Après les attentats de Charlie Hebdo et de l’Hyper-Cacher, dix fondations se sont regroupées pour s’engager pour un projet commun dont l’objectif était de lutter contre la radicalité, l’intolérance. Originale et courageuse, cette initiative a permis d’affronter sans tabou le sujet du fait religieux, souvent évité, en ouvrant des portes de dialogue et d’échanges.

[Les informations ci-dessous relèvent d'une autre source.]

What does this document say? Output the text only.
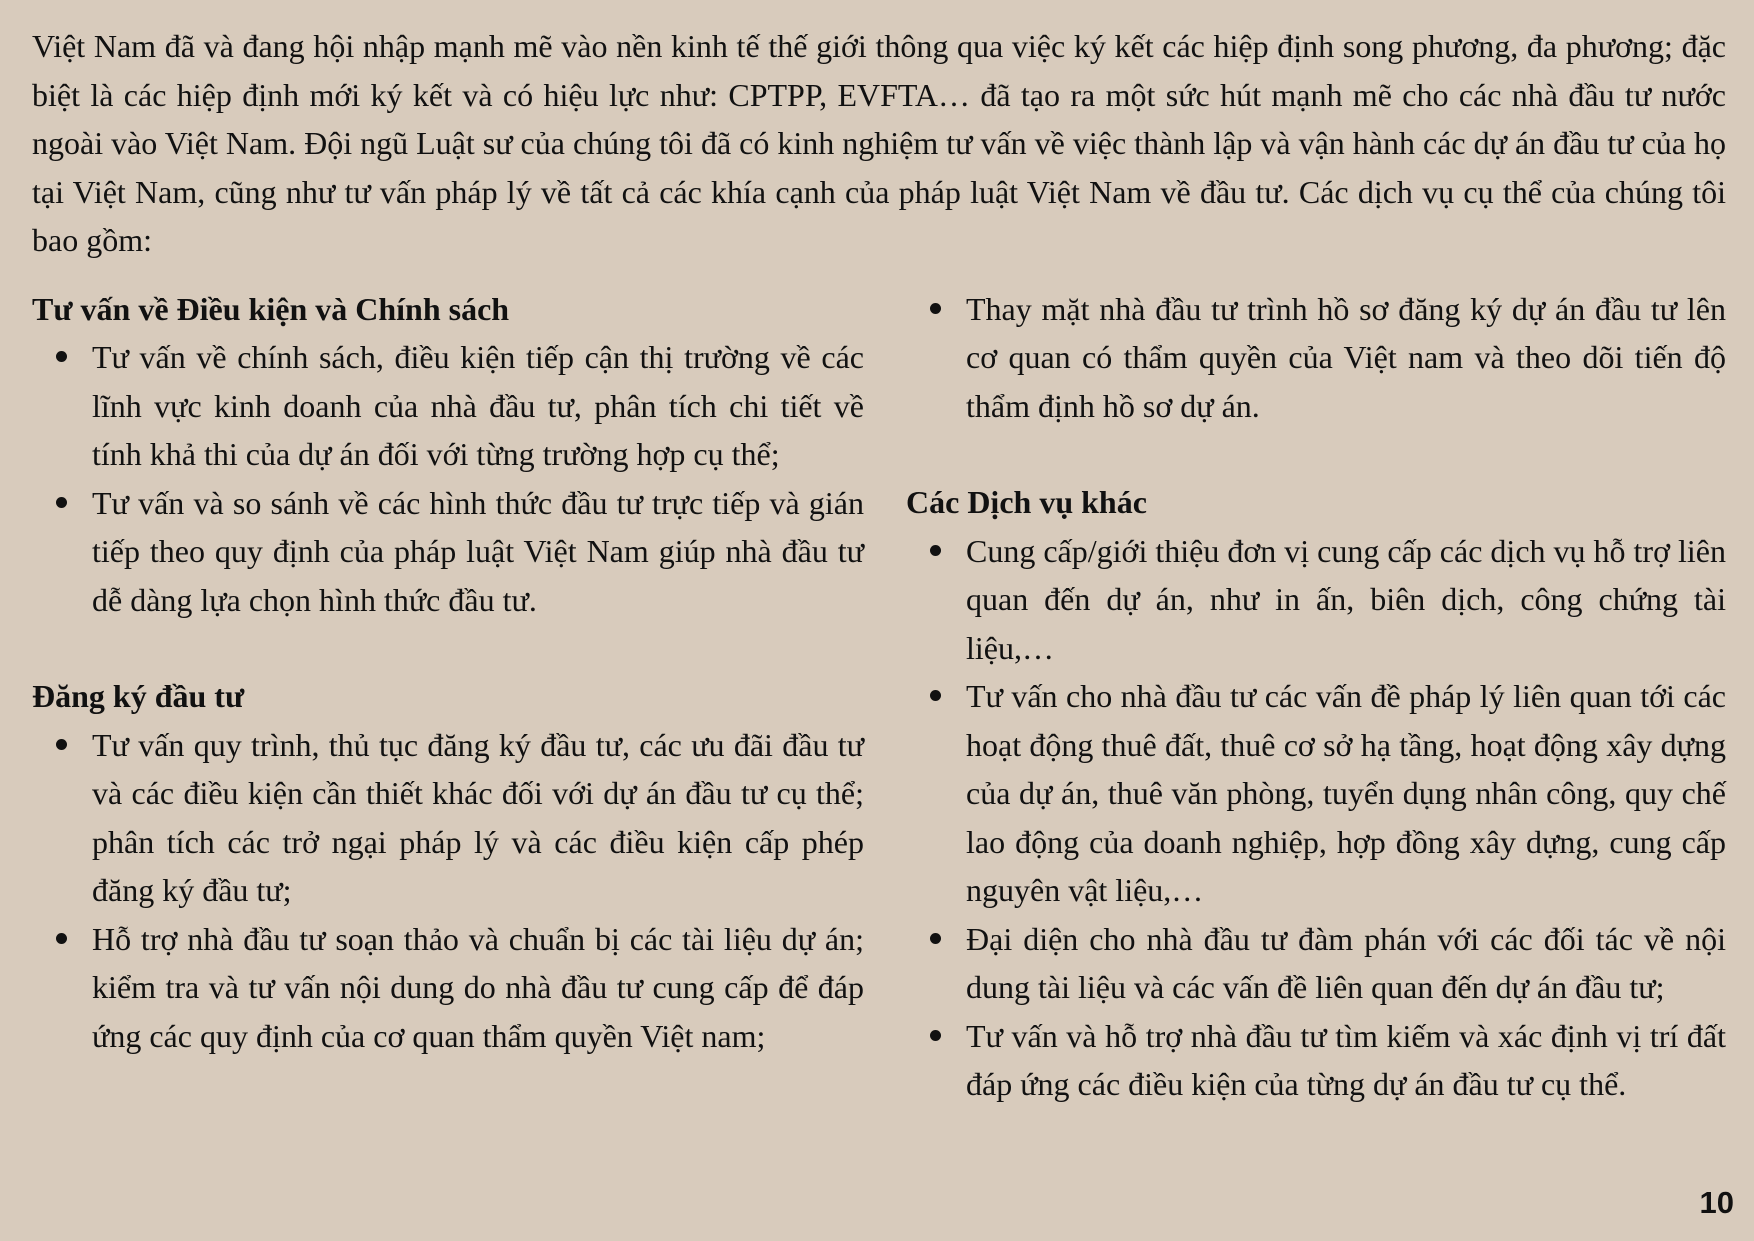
Việt Nam đã và đang hội nhập mạnh mẽ vào nền kinh tế thế giới thông qua việc ký kết các hiệp định song phương, đa phương; đặc biệt là các hiệp định mới ký kết và có hiệu lực như: CPTPP, EVFTA… đã tạo ra một sức hút mạnh mẽ cho các nhà đầu tư nước ngoài vào Việt Nam. Đội ngũ Luật sư của chúng tôi đã có kinh nghiệm tư vấn về việc thành lập và vận hành các dự án đầu tư của họ tại Việt Nam, cũng như tư vấn pháp lý về tất cả các khía cạnh của pháp luật Việt Nam về đầu tư. Các dịch vụ cụ thể của chúng tôi bao gồm:

Tư vấn về Điều kiện và Chính sách
Tư vấn về chính sách, điều kiện tiếp cận thị trường về các lĩnh vực kinh doanh của nhà đầu tư, phân tích chi tiết về tính khả thi của dự án đối với từng trường hợp cụ thể;
Tư vấn và so sánh về các hình thức đầu tư trực tiếp và gián tiếp theo quy định của pháp luật Việt Nam giúp nhà đầu tư dễ dàng lựa chọn hình thức đầu tư.
Đăng ký đầu tư
Tư vấn quy trình, thủ tục đăng ký đầu tư, các ưu đãi đầu tư và các điều kiện cần thiết khác đối với dự án đầu tư cụ thể; phân tích các trở ngại pháp lý và các điều kiện cấp phép đăng ký đầu tư;
Hỗ trợ nhà đầu tư soạn thảo và chuẩn bị các tài liệu dự án; kiểm tra và tư vấn nội dung do nhà đầu tư cung cấp để đáp ứng các quy định của cơ quan thẩm quyền Việt nam;
Thay mặt nhà đầu tư trình hồ sơ đăng ký dự án đầu tư lên cơ quan có thẩm quyền của Việt nam và theo dõi tiến độ thẩm định hồ sơ dự án.
Các Dịch vụ khác
Cung cấp/giới thiệu đơn vị cung cấp các dịch vụ hỗ trợ liên quan đến dự án, như in ấn, biên dịch, công chứng tài liệu,…
Tư vấn cho nhà đầu tư các vấn đề pháp lý liên quan tới các hoạt động thuê đất, thuê cơ sở hạ tầng, hoạt động xây dựng của dự án, thuê văn phòng, tuyển dụng nhân công, quy chế lao động của doanh nghiệp, hợp đồng xây dựng, cung cấp nguyên vật liệu,…
Đại diện cho nhà đầu tư đàm phán với các đối tác về nội dung tài liệu và các vấn đề liên quan đến dự án đầu tư;
Tư vấn và hỗ trợ nhà đầu tư tìm kiếm và xác định vị trí đất đáp ứng các điều kiện của từng dự án đầu tư cụ thể.
10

[INTERVIEW] Anne Lescot (Fonds du 11 janvier) : « Toutes les batailles pour conserver le lien social sont indispensables à mener dans un contexte de plus en plus clivé ». Crédit photo : DR.
[INTERVIEW] Anne Lescot (Fonds du 11 janvier) : « Toutes les batailles pour conserver le lien social sont indispensables à mener dans un contexte de plus en plus clivé ». Crédit photo : DR.

Le partage de valeurs pour s'engager

  • Anne Lescot, vous avez dirigé le Fonds du 11 janvier. Pouvez-vous nous dire ce qu’est ce Fonds du 11 janvier ? 

 

Le Fonds du 11 janvier est né dans l’élan de la marche du week-end de 2015 qui a suivi les attentats de Charlie Hebdo et de l’Hyper-Cacher. Dix fondations se sont alors réunies à l’instigation de Jean-Marie Destrée, délégué général de la Fondation Caritas, avec le dessein d’apporter une réponse collective, concrète, dédiée à la prévention de la violence des jeunes et à l’amélioration du vivre ensemble. 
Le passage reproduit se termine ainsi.